In the Newcomers Competition section, Thanassis Vassiliou’s first feature film, written with Christos Chryssopoulos, entitled Lo (a Greek dialect expression for asking for silence), was highlighted. This film also relates a personal experience linked to the recent history of Greece. In the film, we follow the director and narrator, who returns from France to Athens, two years after the death of his mother, to accept or reject a burdensome inheritance, dismantle the family home and confront his family ghosts. The empty apartment where he spent his childhood, still inhabited by his mother’s library, whose books are filled with handwritten notes and advice, provokes a torrent of feelings and inner conflicts, which ultimately turn out to be rooted in a collective drama, the Dictatorship of the Colonels that lasted from 1967 to 1974.

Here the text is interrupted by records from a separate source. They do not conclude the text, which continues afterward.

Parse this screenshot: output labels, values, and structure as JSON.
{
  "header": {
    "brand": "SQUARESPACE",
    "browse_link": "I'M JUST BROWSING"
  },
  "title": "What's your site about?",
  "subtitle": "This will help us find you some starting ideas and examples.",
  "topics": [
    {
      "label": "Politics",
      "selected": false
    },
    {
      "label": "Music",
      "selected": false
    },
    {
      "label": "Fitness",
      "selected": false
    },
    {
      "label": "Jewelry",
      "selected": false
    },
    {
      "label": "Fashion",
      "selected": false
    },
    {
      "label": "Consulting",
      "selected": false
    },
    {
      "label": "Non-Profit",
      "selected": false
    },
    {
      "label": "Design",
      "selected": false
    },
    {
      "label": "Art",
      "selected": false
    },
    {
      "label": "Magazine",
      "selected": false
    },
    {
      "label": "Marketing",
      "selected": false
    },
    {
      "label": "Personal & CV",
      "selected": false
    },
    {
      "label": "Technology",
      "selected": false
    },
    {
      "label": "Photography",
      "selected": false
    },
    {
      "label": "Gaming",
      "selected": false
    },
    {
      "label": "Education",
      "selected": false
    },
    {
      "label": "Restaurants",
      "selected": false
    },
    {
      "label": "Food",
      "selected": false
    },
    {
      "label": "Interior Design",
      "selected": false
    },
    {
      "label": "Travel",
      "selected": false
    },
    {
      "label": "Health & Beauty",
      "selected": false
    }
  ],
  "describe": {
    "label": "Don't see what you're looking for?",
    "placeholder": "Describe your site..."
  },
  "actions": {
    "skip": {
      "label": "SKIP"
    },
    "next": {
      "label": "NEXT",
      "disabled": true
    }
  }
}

Lo, which participated in the Thessaloniki Pitching Forum 2023, AGORA Docs in Progress 2024, is also an attempt to unravel a mystery, the suspicion that the protagonist’s father belonged to the political police in the darkest years of contemporary Greek history. Starting from the discovery of A Man by Oriana Fallaci in the family library and tracing the story of the poet imprisoned and tortured for years, Alekos Panagoulis, Thanassis questions the figure of a father who in his childhood left him behind to form a new family, and with whom he has never achieved the desired closeness. The need to reveal the truth of a past shrouded in silence is now imperative for him and turns out to be the perfect moment to heal wounds and make internal peace with an unresolved filial conflict.